Most helpful comment

@baubler Here are the important points.

  1. ALE doesn't need to exhaustively list all language servers, you can define how to connect to them yourself. You can do it in vimrc, in your own plugin files, or at any other time. ALE just does that part for you, to save you the hassle of figuring out how to run the servers yourself. The top of the documentation for :help ale-lint directs you to :help ale#linter#Define(), which describes how to do this.
  2. Different servers use different subsets of the protocol, and some implement the protocol incorrectly, and then ALE has to deal with those servers not implementing the protocol correctly. I think the PHP language server for some time would send diagnostics before you even had the chance to send an initialize request, and it wouldn't respond to initialize. Because people want to actually use that language server, you have to handle that.
  3. Because different servers use different parts of the protocol, and the only way to accurately test different features is for people to use them, different servers require different levels of support in ALE. If a Go language server implements more completion functionality than other language server, more work has to be done in ALE to support LSP completion, and so on. The list of language servers ALE supports helps with supporting all language servers in general.

Generally, by supporting language servers, ALE actually does a better job at supporting the language servers that aren't on the list than it would if it pretended to be agnostic to how they work. It's the difference between effectively targeting something and shooting in the dark.

All 7 comments

It looks like this has been released: https://github.com/Microsoft/python-language-server

This would be a wonderful addition. Is it a big undertaking to add a new linter?

It should be easy to do.

@w0rp apologies if you've answered this before, but why do language servers need to be 'supported'? Isn't the point of the protocol that any client can integrate with any LSP? Having to manually add support brings us back to the 'matrix' problem it is trying to solve.

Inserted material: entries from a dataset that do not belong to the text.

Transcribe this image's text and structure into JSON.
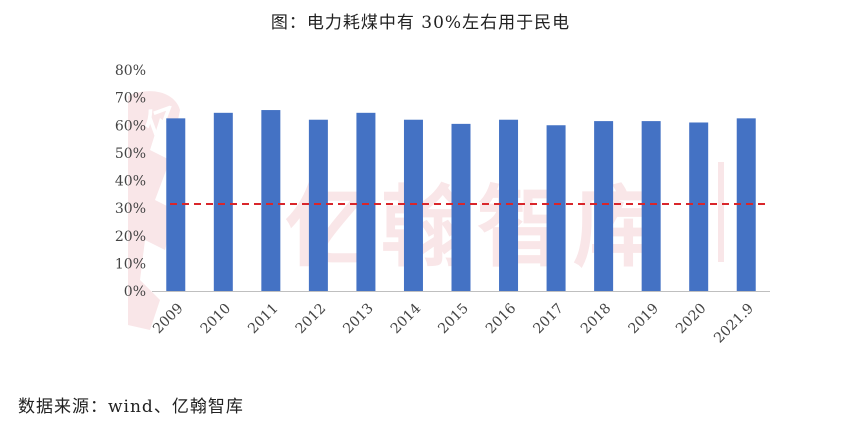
{
  "title": "图：电力耗煤中有 30%左右用于民电",
  "source": "数据来源：wind、亿翰智库",
  "watermark": "亿翰智库",
  "colors": {
    "bar": "#4472C4",
    "reference_line": "#D9262B",
    "axis": "#BFBFBF",
    "watermark": "#E8A5AC"
  },
  "chart_data": {
    "type": "bar",
    "title": "图：电力耗煤中有 30%左右用于民电",
    "xlabel": "",
    "ylabel": "",
    "categories": [
      "2009",
      "2010",
      "2011",
      "2012",
      "2013",
      "2014",
      "2015",
      "2016",
      "2017",
      "2018",
      "2019",
      "2020",
      "2021.9"
    ],
    "values": [
      62.5,
      64.5,
      65.5,
      62,
      64.5,
      62,
      60.5,
      62,
      60,
      61.5,
      61.5,
      61,
      62.5
    ],
    "y_ticks": [
      "0%",
      "10%",
      "20%",
      "30%",
      "40%",
      "50%",
      "60%",
      "70%",
      "80%"
    ],
    "ylim": [
      0,
      80
    ],
    "unit": "%",
    "reference_line": 31.5,
    "grid": false,
    "legend": "none"
  }
}
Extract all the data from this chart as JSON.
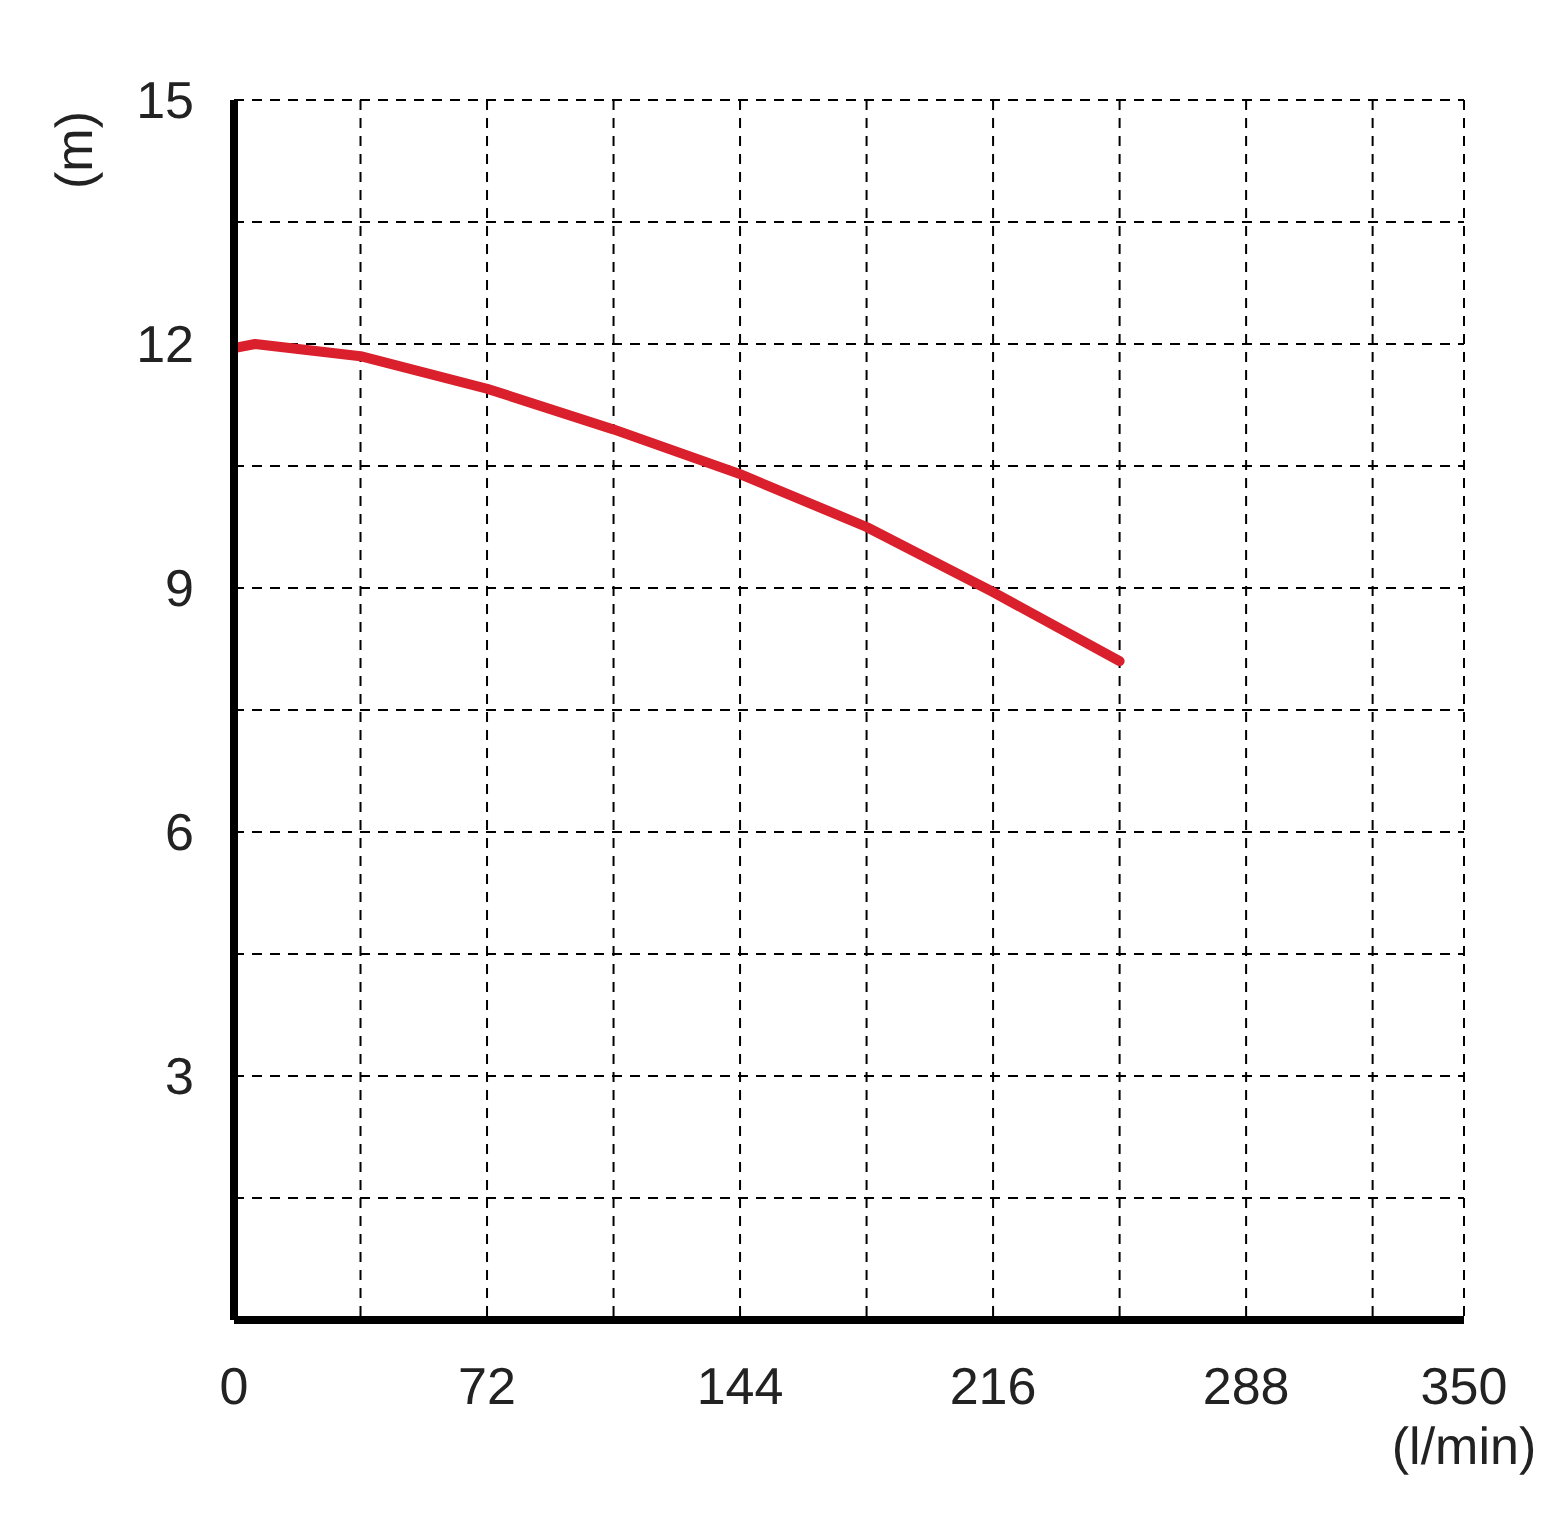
{
  "chart_data": {
    "type": "line",
    "xlabel": "(l/min)",
    "ylabel": "(m)",
    "x": [
      0,
      6,
      36,
      72,
      108,
      144,
      180,
      216,
      252
    ],
    "series": [
      {
        "color": "#d9202c",
        "values": [
          11.95,
          12.0,
          11.85,
          11.45,
          10.95,
          10.4,
          9.75,
          8.95,
          8.1
        ]
      }
    ],
    "xlim": [
      0,
      350
    ],
    "xticks": [
      0,
      {
        "value": 36,
        "label": null
      },
      72,
      {
        "value": 108,
        "label": null
      },
      144,
      {
        "value": 180,
        "label": null
      },
      216,
      {
        "value": 252,
        "label": null
      },
      288,
      {
        "value": 324,
        "label": null
      },
      350
    ],
    "ylim": [
      0,
      15
    ],
    "yticks": [
      {
        "value": 0,
        "label": null
      },
      {
        "value": 1.5,
        "label": null
      },
      3,
      {
        "value": 4.5,
        "label": null
      },
      6,
      {
        "value": 7.5,
        "label": null
      },
      9,
      {
        "value": 10.5,
        "label": null
      },
      12,
      {
        "value": 13.5,
        "label": null
      },
      15
    ],
    "grid": true,
    "legend": false,
    "marker": "none",
    "line_style": "solid"
  }
}
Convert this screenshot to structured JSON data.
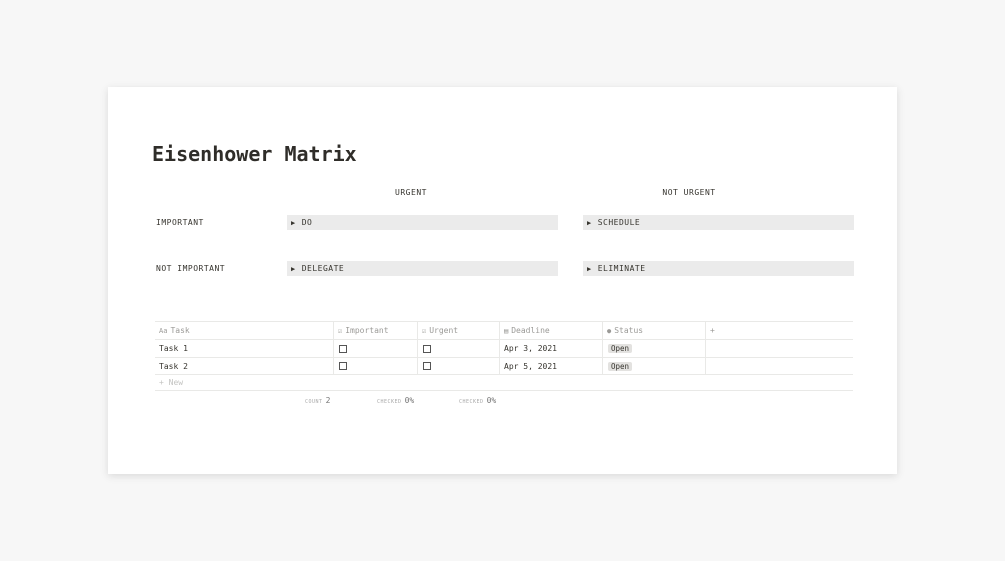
{
  "title": "Eisenhower Matrix",
  "matrix": {
    "columns": [
      "URGENT",
      "NOT URGENT"
    ],
    "rows": [
      {
        "label": "IMPORTANT",
        "cells": [
          "DO",
          "SCHEDULE"
        ]
      },
      {
        "label": "NOT IMPORTANT",
        "cells": [
          "DELEGATE",
          "ELIMINATE"
        ]
      }
    ]
  },
  "table": {
    "headers": [
      "Task",
      "Important",
      "Urgent",
      "Deadline",
      "Status",
      "+"
    ],
    "rows": [
      {
        "task": "Task 1",
        "important": false,
        "urgent": false,
        "deadline": "Apr 3, 2021",
        "status": "Open"
      },
      {
        "task": "Task 2",
        "important": false,
        "urgent": false,
        "deadline": "Apr 5, 2021",
        "status": "Open"
      }
    ],
    "new_label": "+ New",
    "footer": [
      {
        "key": "COUNT",
        "value": "2"
      },
      {
        "key": "CHECKED",
        "value": "0%"
      },
      {
        "key": "CHECKED",
        "value": "0%"
      }
    ]
  }
}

No disrespect, I love Ale.

I guess the "support" involves invoking the particular language server daemon in the first place?

I would imagine that could be left up to user configuration by allowing us to specify the executables per language e.g. let g:ale_python_language_server = ....

@baubler Here are the important points.

  1. ALE doesn't need to exhaustively list all language servers, you can define how to connect to them yourself. You can do it in vimrc, in your own plugin files, or at any other time. ALE just does that part for you, to save you the hassle of figuring out how to run the servers yourself. The top of the documentation for :help ale-lint directs you to :help ale#linter#Define(), which describes how to do this.
  2. Different servers use different subsets of the protocol, and some implement the protocol incorrectly, and then ALE has to deal with those servers not implementing the protocol correctly. I think the PHP language server for some time would send diagnostics before you even had the chance to send an initialize request, and it wouldn't respond to initialize. Because people want to actually use that language server, you have to handle that.
  3. Because different servers use different parts of the protocol, and the only way to accurately test different features is for people to use them, different servers require different levels of support in ALE. If a Go language server implements more completion functionality than other language server, more work has to be done in ALE to support LSP completion, and so on. The list of language servers ALE supports helps with supporting all language servers in general.

Generally, by supporting language servers, ALE actually does a better job at supporting the language servers that aren't on the list than it would if it pretended to be agnostic to how they work. It's the difference between effectively targeting something and shooting in the dark.